Matt Moralee

Personal information
- Full name: Matthew Whitfield Moralee
- Date of birth: 1878
- Place of birth: Newcastle upon Tyne, England
- Date of death: 1962 (aged 84)
- Place of death: Doncaster, England
- Position(s): Half back

Senior career*
- Years: Team / Apps / (Gls)
- 1901−1904: The Wednesday / 4 / (1)
- 1904−1906: Doncaster Rovers /  / (3)
- 1906−?: Mexborough Town

= Matt Moralee =

English footballer

Matthew Whitfield Moralee (1878–1962) was an English footballer who played as a half back for The Wednesday, Doncaster Rovers and Mexborough Town from 1902.

Born in Newcastle upon Tyne, by 1901 he was living in Sheffield where he played for Division 1 side The Wednesday, who would later change their name to Sheffield Wednesday. Moralee was seen as being part of the "rare talent" of the reserve team though in a team that were Division 1 Champions in 1902−03 and 1903−04, he went on to only make a handful of first team appearances.
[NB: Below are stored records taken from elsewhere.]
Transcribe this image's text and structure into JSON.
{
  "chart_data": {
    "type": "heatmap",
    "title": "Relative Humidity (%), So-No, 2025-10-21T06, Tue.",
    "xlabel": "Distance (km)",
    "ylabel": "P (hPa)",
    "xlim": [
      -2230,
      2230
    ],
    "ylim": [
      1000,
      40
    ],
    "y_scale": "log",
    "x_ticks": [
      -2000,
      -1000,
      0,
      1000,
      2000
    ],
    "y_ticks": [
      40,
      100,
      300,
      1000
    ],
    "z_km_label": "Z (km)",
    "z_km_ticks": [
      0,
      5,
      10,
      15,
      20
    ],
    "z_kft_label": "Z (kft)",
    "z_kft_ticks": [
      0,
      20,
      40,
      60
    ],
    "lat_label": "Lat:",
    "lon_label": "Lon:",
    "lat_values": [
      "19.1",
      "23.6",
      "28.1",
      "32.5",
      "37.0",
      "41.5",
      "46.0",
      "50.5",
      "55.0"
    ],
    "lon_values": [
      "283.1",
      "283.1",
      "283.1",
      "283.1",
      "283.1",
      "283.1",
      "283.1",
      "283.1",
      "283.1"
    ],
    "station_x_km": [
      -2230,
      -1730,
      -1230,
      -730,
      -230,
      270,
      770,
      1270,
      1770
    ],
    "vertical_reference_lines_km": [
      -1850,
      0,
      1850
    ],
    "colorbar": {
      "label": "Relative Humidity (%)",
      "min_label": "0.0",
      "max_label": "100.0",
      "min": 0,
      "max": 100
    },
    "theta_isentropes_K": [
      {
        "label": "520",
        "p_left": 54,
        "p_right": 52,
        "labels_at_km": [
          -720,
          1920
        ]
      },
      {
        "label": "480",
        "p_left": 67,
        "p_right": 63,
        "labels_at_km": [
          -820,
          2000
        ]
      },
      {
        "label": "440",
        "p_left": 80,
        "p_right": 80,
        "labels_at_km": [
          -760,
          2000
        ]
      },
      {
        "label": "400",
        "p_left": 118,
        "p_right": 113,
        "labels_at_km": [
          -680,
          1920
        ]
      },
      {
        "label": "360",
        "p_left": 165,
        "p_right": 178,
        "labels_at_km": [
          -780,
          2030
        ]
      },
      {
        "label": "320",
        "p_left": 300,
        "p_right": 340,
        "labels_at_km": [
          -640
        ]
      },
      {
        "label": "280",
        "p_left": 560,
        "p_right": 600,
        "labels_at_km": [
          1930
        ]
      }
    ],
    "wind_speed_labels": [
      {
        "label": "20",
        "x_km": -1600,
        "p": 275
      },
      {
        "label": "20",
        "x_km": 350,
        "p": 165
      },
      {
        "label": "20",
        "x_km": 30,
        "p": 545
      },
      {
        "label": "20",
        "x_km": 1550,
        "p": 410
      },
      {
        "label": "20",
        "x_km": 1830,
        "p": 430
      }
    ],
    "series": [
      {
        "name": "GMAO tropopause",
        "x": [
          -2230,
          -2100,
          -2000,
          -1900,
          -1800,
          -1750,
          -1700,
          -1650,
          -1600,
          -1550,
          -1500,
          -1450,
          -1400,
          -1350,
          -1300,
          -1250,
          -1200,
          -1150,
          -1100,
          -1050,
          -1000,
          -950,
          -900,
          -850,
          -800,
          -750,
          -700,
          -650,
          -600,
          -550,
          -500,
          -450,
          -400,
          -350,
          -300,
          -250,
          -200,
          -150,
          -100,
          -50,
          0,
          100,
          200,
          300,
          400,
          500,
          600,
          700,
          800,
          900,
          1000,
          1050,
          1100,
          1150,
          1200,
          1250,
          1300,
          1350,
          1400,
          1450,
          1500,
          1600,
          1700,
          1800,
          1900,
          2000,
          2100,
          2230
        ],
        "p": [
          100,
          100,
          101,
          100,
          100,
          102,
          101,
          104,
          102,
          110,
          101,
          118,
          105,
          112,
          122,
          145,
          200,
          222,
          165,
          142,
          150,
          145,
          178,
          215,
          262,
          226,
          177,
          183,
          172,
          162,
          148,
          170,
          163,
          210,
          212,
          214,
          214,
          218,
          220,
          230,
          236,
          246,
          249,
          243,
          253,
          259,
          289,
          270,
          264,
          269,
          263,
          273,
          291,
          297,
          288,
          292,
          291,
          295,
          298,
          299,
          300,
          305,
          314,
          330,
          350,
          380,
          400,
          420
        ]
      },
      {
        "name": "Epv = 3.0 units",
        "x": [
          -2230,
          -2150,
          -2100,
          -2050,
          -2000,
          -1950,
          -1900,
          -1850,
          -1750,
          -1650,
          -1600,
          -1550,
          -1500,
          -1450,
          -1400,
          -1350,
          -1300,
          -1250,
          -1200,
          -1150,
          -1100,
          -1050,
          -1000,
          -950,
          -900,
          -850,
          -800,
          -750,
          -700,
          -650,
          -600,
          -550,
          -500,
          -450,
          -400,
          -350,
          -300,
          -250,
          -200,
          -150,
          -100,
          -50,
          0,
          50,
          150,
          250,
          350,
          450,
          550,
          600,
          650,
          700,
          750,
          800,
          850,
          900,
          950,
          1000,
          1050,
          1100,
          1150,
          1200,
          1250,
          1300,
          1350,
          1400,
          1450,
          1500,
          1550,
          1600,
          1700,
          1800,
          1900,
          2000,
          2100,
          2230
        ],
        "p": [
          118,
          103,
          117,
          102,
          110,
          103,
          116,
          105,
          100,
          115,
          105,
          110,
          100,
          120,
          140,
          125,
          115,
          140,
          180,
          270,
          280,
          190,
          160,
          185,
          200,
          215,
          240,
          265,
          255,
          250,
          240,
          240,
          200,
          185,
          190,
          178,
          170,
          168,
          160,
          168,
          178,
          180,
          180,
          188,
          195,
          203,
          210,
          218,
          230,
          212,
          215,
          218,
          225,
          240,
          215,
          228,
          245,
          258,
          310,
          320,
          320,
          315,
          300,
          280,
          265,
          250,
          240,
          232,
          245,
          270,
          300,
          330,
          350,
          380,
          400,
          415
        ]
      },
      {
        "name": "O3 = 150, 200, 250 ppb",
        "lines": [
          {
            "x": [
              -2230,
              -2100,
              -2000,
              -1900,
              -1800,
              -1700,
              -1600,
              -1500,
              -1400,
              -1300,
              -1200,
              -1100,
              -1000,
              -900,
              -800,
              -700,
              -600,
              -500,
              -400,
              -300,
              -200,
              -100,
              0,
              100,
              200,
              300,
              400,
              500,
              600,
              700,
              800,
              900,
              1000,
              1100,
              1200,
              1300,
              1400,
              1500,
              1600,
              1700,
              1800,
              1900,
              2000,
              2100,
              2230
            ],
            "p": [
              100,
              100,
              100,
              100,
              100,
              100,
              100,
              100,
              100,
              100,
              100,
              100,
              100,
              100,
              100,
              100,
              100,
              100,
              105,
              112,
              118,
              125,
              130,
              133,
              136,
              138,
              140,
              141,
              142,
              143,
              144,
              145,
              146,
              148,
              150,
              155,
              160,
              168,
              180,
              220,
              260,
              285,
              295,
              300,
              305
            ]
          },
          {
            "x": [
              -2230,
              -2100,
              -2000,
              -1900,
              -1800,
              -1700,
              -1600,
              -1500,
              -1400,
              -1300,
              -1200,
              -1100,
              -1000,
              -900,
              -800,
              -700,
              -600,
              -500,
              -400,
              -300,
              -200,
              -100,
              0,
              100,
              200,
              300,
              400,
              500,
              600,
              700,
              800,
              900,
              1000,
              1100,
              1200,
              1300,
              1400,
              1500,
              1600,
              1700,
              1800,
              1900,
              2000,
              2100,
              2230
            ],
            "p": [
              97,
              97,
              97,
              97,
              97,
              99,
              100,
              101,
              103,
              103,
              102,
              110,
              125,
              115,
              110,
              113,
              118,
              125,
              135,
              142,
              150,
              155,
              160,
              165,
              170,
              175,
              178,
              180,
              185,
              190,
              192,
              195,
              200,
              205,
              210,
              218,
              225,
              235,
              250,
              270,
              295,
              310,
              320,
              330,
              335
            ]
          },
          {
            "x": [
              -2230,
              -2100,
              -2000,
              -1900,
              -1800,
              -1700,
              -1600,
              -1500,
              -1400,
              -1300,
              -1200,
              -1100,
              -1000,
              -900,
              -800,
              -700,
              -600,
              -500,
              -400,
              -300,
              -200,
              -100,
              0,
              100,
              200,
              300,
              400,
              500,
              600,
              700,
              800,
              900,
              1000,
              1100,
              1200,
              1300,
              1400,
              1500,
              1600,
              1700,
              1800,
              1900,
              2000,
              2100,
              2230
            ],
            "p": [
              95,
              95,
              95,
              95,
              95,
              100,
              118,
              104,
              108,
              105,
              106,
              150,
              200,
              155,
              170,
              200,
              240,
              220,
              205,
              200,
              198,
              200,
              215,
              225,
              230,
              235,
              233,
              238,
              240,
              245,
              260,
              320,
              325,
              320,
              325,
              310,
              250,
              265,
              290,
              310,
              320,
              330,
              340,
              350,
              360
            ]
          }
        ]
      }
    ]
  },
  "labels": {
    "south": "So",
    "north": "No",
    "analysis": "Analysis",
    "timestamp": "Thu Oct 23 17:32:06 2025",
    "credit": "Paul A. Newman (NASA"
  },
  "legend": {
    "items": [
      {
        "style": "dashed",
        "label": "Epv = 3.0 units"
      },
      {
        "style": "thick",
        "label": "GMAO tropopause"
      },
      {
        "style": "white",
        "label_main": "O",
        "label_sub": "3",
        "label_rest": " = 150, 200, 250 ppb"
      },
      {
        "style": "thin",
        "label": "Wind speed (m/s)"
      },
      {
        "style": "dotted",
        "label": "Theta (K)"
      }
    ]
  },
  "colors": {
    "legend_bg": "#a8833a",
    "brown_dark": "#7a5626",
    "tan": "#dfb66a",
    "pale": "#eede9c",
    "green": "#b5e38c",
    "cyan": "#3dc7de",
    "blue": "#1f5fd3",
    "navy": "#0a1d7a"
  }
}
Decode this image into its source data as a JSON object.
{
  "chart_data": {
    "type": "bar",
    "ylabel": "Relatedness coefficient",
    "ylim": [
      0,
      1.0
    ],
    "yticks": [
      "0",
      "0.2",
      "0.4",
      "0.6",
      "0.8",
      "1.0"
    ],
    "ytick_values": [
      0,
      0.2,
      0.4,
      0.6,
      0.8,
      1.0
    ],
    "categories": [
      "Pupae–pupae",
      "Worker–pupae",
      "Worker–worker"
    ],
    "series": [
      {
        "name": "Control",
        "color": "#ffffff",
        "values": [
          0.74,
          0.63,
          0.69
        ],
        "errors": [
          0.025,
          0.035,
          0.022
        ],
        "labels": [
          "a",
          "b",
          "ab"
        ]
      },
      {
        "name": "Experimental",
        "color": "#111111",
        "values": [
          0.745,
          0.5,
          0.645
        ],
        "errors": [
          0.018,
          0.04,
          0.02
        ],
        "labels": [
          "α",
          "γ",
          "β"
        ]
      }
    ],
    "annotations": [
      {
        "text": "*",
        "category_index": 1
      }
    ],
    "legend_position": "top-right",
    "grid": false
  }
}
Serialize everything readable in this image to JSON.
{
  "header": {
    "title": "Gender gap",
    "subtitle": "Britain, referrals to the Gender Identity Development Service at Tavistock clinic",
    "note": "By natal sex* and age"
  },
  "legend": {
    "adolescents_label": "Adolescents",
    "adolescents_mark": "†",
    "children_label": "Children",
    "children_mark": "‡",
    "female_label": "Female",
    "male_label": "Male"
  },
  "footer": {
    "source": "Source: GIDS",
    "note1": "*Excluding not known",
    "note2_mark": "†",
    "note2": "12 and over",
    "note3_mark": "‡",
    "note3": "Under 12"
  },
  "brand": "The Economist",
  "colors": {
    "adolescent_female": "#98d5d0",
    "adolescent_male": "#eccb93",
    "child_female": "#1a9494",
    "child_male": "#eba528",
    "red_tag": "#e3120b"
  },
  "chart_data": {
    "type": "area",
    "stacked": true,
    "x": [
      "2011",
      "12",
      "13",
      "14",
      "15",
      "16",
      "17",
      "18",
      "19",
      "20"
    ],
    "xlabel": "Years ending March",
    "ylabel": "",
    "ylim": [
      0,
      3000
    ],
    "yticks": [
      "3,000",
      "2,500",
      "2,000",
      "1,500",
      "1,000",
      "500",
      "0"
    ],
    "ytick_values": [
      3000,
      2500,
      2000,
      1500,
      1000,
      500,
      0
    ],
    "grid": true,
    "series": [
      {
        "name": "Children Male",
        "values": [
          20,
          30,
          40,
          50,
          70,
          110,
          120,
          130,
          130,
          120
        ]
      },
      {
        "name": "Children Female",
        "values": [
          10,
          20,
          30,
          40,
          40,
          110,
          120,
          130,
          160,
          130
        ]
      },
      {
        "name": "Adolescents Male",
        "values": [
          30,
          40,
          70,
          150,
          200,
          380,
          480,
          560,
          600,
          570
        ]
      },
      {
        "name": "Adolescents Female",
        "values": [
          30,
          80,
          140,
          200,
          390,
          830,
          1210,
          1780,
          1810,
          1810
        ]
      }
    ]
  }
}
For the 1904−05 season, he moved to play for Doncaster Rovers who had just been voted into Division 2 and who went on to have the joint worst season in English Football League history, ending up bottom with just 8 points from 34 games and failing to be re-elected. Moralee scored in 1 of his 32 League games for Doncaster in that season, and once in 2 FA Cup games. The following season he scored 3 times, all from the penalty spot. In 1906 he moved to play for Mexborough who were also in the Midland League.

He and his wife Isabella had seven children, one of whom was also called Matt Moralee who played for Gainsborough Trinity, Grimsby Town, Aston Villa and Leicester City between the wars. Matt Moralee (senior) died in Doncaster in 1962.